Four Republican candidates running for office this November have proposed over the counter (OTC) oral contraceptives as an answer to GOP opposition to contraception coverage under the Affordable Care Act (ACA). Apparently Corey Gardner, CO, Ed Gillespie, VA, Thom Tillis, NC, and Mike McFadden ,MN, now have now seen the light and are invested in reducing “barriers” and having more “options for women for contraception.” In fact Gardner now says the pill should be available over the counter and “around the clock.”
Let’s put political maneuvering aside for a moment and just look at the issue of OTC contraception. Is that a bad idea?
Several countries have OTC access to contraceptives, so this isn’t a brand new idea (and many other countries have flirted with the idea). Levonorgestrel post coital contraception (Plan B) is already OTC so is making the regular pill similarly available an extension of that?
The American Congress of OB/GYN (ACOG) reviewed the studies in detail for a 2012 Committee Opinion on OTC contraceptive pills, which supports the idea and they reaffirmed their support in their most recent statement (September 9th):
ACOG supports making oral contraceptives available over-the-counter (OTC). OTC availability of oral contraceptives will help more women get the contraceptives they need, which have long been proven safe enough to use without a prescription – especially emergency contraception.

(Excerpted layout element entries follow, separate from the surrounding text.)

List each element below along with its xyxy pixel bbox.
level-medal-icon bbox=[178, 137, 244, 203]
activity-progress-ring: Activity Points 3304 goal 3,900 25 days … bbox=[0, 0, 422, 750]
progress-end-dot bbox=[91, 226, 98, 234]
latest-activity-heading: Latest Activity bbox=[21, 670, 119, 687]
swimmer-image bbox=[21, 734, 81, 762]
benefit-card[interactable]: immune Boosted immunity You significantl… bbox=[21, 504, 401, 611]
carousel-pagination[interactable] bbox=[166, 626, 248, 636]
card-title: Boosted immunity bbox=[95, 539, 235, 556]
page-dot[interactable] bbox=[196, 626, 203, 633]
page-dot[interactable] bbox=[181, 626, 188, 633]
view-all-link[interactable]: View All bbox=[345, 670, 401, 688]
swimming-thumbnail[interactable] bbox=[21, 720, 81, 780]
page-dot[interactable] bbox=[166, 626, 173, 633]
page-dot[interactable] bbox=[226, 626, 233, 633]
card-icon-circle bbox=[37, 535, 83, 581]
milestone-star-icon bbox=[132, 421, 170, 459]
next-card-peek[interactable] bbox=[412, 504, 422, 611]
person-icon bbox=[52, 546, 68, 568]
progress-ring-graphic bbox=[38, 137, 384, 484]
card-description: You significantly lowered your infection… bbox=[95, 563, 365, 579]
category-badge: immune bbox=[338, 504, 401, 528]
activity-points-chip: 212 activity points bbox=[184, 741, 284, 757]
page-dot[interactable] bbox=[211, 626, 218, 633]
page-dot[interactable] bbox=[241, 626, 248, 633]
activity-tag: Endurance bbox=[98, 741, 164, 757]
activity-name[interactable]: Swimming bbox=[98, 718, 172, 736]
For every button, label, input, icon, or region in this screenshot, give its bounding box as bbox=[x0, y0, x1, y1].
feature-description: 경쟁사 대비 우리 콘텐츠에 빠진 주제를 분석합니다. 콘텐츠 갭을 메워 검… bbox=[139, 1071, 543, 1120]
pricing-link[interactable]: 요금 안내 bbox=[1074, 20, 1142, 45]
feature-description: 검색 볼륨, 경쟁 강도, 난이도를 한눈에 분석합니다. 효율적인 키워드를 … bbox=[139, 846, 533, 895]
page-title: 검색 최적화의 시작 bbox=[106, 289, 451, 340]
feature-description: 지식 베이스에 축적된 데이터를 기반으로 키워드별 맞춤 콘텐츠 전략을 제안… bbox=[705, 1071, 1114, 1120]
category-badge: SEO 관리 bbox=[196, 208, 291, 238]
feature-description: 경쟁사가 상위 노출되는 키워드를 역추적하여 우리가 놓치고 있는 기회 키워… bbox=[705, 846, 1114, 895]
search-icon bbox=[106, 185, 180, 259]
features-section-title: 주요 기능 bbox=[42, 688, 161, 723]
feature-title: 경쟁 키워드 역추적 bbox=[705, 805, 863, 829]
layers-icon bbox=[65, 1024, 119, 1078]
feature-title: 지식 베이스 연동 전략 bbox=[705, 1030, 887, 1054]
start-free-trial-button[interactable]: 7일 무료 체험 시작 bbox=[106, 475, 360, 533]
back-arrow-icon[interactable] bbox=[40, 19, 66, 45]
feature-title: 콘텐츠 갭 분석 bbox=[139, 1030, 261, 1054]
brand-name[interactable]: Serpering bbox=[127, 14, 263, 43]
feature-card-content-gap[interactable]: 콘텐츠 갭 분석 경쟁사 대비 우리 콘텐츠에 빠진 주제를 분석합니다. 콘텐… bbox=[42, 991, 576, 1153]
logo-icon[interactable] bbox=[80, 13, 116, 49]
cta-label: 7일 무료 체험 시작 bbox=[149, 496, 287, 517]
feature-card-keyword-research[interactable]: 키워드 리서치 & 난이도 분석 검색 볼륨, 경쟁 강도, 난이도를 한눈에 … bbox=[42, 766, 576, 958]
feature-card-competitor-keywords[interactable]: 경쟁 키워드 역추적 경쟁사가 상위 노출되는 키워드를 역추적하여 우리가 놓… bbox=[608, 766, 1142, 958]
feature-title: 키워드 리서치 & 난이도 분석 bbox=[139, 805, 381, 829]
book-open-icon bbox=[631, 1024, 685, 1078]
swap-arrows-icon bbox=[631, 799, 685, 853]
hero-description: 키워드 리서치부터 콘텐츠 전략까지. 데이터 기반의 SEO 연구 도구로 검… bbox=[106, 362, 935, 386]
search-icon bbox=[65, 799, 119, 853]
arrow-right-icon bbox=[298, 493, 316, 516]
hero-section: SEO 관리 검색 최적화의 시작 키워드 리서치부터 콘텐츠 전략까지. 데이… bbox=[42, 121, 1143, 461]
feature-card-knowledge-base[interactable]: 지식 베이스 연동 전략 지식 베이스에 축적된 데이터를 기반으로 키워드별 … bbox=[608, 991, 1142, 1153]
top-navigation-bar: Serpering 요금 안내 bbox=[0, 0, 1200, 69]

What about safety? While it is true that birth control pills with estrogen do increase the risk of blood clots this increased risk due to the pill is about 4 per 10,000 women. There are some medical contraindications to estrogen in the birth control pill, such as smoking over the age of 35 and migraines with aura, but people with kidney disease shouldn’t take ibuprofen and people with liver disease shouldn’t take acetaminophen.Many more people become sick (and many die) from acetaminophen related liver disease or poisoning than are affected by hormonal birth control. A blood pressure measurement and screening for contraindications would be optimal (and could easily be done by a pharmacist), but in reality contraceptives are much safer than many medications currently available over the counter. We also know that women take the pill about as accurately when they get it over the counter compared to prescription.
So if OTC oral contraceptives are the same safety wise as many other OTC medications, a physical exam isn’t needed, and getting the pill from a doctor as opposed to picking it up over the counter doesn’t result in better or worse pill taking then why not embrace this new GOP message?
Cost is the first issue. It is true some generic pills are currently $9 a month, but they are free under the ACA and $9 is a lot for someone living below the poverty level. However, one important fact about pill prescribing that is alway missed my both politicians and the media is that doctors don’t prescribe one pill pack at a time because studies tell us receiving multiple packs at once improves compliance. If a woman can get three (or better yet seven) packs up front then she is more likely to stay on the pill. If pills went OTC all of a sudden it’s $27 or $49 to get pills in the most evidence based (and effective) manner. Many people don’t have the budget for that. Not having several packs up front leads to gaps in contraception coverage which leads to unplanned pregnancies.
How will OTC pills happen? Have the mechanics of this decision been carefully considered by the candidates? Would the pills be truly over the counter or would a pharmacist have to get them from behind the counter. Would the pharmacist ask screening questions? What if the pharmacist refused to do this? Would prices remain the same or would we see prices skyrocket to morning-after-pill prices ($39 for a generic in California!). You can’t say you are for OTC contraception and not have a plan. Reproductive’s health care isn’t some vague concept to be bandied about in debates.
But the real concern is the smoke and mirrors of OTC birth control pills deflecting attention away from the fact that contraception is health care as well as the side bar of the ACA and IUDs. Anyone who really wanted women to have “more options” and “contraception around the clock” would support universal coverage of all methods of birth control. They would want women to have free and easily available IUDs and Implanon (long-acting reversible contraceptives or LARC) because these methods have the lowest failure rates and have far greater continuation rates at a year compared to the birth control pill. Study after study shows if you want to reduce unplanned pregnancies (and hence abortion) you invest in IUDs. If you care about women’s health care you would care women have access to all methods of contraception, especially the most effective ones.
If you look at oral contraceptives in comparison to other OTC medications there is no reason for them to be prescription and women could clearly self-screen for most absolute contraindications using checklists, but making contraception over the counter is not an answer to religious opposition to the contraception mandate in the ACA. Politicians, some who have supported personhood measures, waving vague plans for over the counter birth control pills as a sign of support for greater contraceptive access is nothing more than a slight of hand to try to appeal to women voters while deflecting attention from the real issue, that contraception is health care and every method should be covered and freely available.